PIANELLA. Piccola Giulia, sei nel cuore di tutti. È il rumore del silenzio che colpisce girando per le vie di Pianella, dove vive la famiglia Maiano, titolare di una ditta di pulizie molto conosciuta anche nei dintorni. La comunità è «sconvolta, affranta, senza più parole», stordita dal dolore per la perdita di una bimba di appena 13 mesi che non tornerà più a casa. Nessuno la vedrà più sorridere e giocare, nessuno la vedrà più con papà Silvio, 35 anni e mamma Veronica, di Cepagatti. L’ultima volta è stata sabato della scorsa settimana, nei negozi di viale Regina Margherita, in pieno centro, dove ieri mattina si respirava un’aria mesta, di grande tristezza e dove la coppia ha fatto gli ultimi acquisti prima di partire per una vacanza da sogno, meritato riposo dopo le fatiche del lavoro. In contrada San Martino, appena fuori del paese, a 18 chilometri da Pescara, nonno Daniele in lacrime, continua a baciare le foto della piccola sul telefonino, sorretto dagli altri due figli, Roberto e il gemello di Silvio, Danilo. In Egitto sono andate le nonne di Giulia, volate a Sharm el Sheikh dopo la tragedia per dare coraggio ai genitori disperati.
«Siamo costernati, senza più parole, è una tragedia inspiegabile», commentano in un negozio del corso, le amiche Roberta, Miriana e Daniela, con gli occhi lucidi e il pudore del dolore nascosto nelle mascherine, «immaginiamo la coppia dilaniata dalla disperazione, di fronte alla quale noi ci facciamo piccoli piccoli. Silvio e Veronica sono genitori modello, educati, sensibili, lavoratori, una famiglia perbene. Silvio, innamoratissimo della figlia, la portava in braccio, sabato scorso, mentre faceva compere in paese prima della partenza. Siamo vicini col cuore e col pensiero alla famiglia, i nonni Elvira e Daniele, a cui non sapremo cosa dire ora. Vorremmo solo poter alleviare quel dolore che è anche il nostro, di tutti noi».

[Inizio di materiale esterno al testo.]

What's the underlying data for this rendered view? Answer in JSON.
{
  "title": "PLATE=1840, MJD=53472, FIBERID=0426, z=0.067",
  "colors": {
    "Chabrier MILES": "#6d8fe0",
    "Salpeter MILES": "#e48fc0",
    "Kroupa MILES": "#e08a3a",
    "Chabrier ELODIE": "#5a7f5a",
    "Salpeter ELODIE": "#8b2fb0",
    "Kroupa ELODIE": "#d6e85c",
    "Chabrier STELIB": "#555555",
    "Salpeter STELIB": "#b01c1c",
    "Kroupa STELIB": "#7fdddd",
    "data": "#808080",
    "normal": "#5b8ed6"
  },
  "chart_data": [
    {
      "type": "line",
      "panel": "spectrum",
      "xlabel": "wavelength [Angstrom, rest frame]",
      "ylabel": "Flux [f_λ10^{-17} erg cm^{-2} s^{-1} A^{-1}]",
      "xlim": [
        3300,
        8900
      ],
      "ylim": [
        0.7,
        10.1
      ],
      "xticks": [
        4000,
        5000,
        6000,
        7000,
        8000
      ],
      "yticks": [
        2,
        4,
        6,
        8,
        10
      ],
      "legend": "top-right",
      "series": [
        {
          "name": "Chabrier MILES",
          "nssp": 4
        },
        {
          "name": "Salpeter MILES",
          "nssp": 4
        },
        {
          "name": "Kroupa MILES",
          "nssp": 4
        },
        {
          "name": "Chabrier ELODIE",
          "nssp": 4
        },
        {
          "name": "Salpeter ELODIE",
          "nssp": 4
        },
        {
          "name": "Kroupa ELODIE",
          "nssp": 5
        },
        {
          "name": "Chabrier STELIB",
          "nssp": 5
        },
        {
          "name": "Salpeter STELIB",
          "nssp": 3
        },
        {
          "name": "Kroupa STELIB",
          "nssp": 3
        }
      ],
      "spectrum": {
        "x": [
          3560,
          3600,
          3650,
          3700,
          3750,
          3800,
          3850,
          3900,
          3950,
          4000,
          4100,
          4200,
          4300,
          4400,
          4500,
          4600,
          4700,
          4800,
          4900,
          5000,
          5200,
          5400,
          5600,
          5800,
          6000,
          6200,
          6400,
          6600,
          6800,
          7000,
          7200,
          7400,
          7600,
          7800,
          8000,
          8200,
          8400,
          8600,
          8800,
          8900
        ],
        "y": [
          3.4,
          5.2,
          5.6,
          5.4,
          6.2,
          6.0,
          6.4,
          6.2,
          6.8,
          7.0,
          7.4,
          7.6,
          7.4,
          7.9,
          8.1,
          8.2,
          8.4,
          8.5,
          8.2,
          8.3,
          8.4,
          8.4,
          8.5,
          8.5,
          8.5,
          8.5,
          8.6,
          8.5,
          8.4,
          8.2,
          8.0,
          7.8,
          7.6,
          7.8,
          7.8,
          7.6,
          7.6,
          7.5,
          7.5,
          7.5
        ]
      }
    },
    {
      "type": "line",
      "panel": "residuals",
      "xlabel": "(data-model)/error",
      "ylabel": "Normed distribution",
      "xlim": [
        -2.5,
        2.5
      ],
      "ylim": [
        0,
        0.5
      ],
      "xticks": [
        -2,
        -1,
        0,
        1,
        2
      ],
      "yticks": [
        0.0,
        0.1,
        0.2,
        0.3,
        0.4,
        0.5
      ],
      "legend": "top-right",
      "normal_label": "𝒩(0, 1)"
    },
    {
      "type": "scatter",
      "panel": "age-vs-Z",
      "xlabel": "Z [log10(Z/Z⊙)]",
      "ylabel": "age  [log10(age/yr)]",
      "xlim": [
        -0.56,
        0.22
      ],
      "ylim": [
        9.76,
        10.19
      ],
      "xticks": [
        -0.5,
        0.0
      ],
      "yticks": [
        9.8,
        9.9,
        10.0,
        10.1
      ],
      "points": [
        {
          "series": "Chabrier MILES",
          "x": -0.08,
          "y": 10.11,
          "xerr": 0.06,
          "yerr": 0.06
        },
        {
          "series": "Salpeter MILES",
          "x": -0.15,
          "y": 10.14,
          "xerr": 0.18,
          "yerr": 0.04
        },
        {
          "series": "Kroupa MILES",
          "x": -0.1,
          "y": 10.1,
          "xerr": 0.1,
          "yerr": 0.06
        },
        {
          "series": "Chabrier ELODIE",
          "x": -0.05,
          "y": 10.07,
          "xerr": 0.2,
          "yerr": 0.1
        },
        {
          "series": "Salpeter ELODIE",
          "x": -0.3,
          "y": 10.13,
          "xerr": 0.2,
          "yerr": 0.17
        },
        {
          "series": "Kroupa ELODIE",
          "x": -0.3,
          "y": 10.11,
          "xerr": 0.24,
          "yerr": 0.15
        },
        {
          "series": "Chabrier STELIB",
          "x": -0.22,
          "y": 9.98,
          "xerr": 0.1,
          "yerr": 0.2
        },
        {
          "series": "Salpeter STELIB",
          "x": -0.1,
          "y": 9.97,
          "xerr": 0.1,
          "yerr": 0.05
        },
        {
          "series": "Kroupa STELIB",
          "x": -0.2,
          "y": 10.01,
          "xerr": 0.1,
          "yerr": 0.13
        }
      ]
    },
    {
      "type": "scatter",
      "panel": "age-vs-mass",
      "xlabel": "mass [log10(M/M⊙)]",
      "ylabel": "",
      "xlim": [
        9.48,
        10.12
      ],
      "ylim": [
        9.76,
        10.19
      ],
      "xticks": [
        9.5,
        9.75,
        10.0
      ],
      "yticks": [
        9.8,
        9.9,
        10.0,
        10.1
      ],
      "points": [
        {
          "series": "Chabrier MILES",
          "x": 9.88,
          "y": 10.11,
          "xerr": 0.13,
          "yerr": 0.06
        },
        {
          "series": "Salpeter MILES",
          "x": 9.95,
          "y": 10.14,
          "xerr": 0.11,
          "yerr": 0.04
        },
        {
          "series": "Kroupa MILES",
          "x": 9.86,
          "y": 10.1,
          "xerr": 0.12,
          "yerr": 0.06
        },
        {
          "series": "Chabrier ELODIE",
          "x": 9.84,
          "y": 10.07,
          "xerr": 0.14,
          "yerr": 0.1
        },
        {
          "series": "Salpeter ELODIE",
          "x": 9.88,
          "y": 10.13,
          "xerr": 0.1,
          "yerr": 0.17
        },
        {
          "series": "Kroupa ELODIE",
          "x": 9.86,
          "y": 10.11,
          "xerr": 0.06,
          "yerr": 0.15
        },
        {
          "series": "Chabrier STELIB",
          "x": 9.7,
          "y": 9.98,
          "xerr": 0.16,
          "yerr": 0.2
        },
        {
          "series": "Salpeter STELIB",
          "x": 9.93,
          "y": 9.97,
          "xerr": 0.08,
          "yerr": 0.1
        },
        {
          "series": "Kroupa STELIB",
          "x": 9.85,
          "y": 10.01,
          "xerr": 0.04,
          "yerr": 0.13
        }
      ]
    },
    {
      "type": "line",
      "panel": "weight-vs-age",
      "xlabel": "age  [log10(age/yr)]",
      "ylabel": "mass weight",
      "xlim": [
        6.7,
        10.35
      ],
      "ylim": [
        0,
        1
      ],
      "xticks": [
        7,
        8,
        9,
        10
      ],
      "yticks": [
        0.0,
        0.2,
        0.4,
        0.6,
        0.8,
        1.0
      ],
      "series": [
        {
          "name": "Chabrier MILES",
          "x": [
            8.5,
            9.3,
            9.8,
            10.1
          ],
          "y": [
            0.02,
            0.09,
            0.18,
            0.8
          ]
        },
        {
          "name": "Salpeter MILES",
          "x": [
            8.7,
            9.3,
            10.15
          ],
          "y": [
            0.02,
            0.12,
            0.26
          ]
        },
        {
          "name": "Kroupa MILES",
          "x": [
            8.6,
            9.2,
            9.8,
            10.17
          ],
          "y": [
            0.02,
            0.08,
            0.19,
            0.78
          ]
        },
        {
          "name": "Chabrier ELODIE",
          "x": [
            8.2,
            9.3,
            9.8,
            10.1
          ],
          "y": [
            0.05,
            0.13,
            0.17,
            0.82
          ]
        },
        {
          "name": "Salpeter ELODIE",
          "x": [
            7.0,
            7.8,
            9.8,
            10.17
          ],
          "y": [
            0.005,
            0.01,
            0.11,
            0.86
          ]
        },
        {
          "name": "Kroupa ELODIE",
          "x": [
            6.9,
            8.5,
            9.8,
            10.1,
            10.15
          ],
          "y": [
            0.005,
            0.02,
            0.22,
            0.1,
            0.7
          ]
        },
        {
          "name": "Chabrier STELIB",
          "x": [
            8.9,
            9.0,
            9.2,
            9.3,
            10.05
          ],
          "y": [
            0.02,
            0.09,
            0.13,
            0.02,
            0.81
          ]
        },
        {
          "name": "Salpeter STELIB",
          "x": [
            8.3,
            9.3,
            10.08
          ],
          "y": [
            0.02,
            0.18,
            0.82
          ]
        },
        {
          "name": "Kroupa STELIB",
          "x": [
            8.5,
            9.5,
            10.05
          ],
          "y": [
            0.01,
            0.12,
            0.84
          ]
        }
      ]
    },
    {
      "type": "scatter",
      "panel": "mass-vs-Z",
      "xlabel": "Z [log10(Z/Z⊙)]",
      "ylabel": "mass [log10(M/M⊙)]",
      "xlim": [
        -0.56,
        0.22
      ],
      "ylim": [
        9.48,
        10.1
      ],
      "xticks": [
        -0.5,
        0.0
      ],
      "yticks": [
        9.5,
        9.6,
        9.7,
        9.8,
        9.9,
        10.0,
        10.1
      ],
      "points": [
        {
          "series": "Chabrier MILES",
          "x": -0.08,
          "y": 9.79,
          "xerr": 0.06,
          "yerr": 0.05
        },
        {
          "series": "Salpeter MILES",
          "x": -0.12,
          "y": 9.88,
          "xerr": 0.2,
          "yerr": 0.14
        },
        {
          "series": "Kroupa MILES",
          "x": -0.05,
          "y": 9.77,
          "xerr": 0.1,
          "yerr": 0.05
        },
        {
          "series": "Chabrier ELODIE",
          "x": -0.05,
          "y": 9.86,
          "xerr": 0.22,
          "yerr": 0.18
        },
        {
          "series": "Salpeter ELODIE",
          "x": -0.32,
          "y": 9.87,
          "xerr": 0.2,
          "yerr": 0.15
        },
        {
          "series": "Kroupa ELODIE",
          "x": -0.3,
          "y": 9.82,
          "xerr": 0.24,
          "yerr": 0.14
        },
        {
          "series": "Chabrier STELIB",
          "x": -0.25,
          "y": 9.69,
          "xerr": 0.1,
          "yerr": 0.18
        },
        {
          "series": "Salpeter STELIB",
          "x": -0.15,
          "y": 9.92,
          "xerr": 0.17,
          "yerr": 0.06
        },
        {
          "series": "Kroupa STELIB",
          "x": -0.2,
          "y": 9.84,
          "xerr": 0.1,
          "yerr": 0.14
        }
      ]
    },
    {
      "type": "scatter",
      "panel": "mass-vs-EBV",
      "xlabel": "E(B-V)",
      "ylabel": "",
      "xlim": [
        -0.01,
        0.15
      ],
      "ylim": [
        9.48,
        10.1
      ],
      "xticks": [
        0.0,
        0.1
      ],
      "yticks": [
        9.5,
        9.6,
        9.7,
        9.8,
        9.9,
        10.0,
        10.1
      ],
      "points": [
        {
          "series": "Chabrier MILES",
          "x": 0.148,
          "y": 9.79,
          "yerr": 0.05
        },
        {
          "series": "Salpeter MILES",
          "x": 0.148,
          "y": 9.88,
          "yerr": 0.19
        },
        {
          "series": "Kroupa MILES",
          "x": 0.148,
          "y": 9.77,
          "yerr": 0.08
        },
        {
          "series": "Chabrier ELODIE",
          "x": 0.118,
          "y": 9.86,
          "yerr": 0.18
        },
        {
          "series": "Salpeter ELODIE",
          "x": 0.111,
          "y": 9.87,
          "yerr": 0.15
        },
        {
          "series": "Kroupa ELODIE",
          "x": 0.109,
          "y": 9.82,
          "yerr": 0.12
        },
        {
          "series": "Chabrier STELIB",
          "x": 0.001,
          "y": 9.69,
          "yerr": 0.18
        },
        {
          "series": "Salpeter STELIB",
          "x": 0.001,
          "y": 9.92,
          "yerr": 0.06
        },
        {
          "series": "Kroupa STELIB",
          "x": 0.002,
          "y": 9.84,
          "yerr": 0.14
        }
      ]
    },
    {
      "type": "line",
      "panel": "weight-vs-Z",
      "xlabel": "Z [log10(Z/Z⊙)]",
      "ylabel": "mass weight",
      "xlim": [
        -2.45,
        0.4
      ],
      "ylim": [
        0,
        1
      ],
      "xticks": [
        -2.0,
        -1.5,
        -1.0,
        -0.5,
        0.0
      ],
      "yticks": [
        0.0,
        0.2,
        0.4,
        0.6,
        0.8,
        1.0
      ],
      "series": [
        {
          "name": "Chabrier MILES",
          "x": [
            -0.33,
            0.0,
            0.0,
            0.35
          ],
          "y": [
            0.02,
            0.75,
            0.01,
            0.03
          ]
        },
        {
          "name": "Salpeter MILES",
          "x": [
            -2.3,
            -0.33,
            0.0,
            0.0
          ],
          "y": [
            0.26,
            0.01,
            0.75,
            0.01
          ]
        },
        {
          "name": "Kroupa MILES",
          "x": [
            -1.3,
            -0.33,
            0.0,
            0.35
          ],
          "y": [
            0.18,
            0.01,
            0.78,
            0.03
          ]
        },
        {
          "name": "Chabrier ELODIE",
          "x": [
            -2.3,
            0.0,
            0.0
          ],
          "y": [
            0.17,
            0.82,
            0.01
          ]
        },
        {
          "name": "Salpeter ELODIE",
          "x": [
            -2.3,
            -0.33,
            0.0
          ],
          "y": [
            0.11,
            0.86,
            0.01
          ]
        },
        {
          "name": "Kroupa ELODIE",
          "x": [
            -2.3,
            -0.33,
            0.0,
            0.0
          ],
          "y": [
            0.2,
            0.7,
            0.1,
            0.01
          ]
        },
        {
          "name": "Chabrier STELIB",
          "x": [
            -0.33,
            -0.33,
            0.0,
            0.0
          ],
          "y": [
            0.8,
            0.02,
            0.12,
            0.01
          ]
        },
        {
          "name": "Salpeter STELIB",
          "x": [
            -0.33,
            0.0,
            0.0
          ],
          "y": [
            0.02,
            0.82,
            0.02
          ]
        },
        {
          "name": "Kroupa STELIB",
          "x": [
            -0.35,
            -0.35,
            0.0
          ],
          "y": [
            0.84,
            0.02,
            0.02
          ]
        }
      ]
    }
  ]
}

«Non ci sono colpe in questa tragedia inverosimile», sottolinea più e più volte Mimmo D’Amico, dell’omonima gelateria di viale Margherita, «è una famiglia tranquillissima, grandi lavoratori. Da genitori comprendiamo che poteva accadere a ognuno di noi, è stata solo una tragica fatalità», conclude il barista interpretando il pensiero comune. «È un momento difficile per tutti», continua il titolare del Caffè degli Artisti, Elio Toro, collega negli anni ’80 di Daniele Maiano all’ex salumificio Di Leonardo «una famiglia felice, distrutta. Non escono le parole per esprimere il grande dolore che proviamo». Luigi D’ovidio, otorino in pensione e la moglie Luana Cancelli, pescaresi, sono arrivati a Pianella, dove hanno un terreno, per esprimere cordoglio alla famiglia: «Non li conosciamo ma abbiamo voluto lo stesso essere qui, accanto a loro». «Quando ho appreso la notizia, da mamma, ho avuto un sussulto. Penso che i genitori stiano impazzendo in questo momento, torneremo ai funerali per dire addio alla piccola», annuncia la signora mentre si asciuga gli occhi. L’edicolante di via Colonnello Olivieri, Doriano Scorrano, è rimasto scioccato quando ha visto i titoli dei giornali, due giorni fa all'alba: «Non ci sono parole, siamo solo vicini alla famiglia, bravissime persone. Conosco bene Daniele, non oso immaginare cosa stia provando».
Il sindaco di Pianella (8.600 abitanti comprese le frazioni di Cerratina e Castellana), Sandro Marinelli, è sconvolto. Mentre segue, col consolato italiano, le procedure per il rientro della piccola salma da Sharm, previsto entro un paio di giorni, non perde i contatti con nonno Daniele: «È distrutto, continua a baciare la foto della nipote sul telefonino e ringrazia il consolato italiano in Egitto per la delicatezza con cui si sta occupando del caso».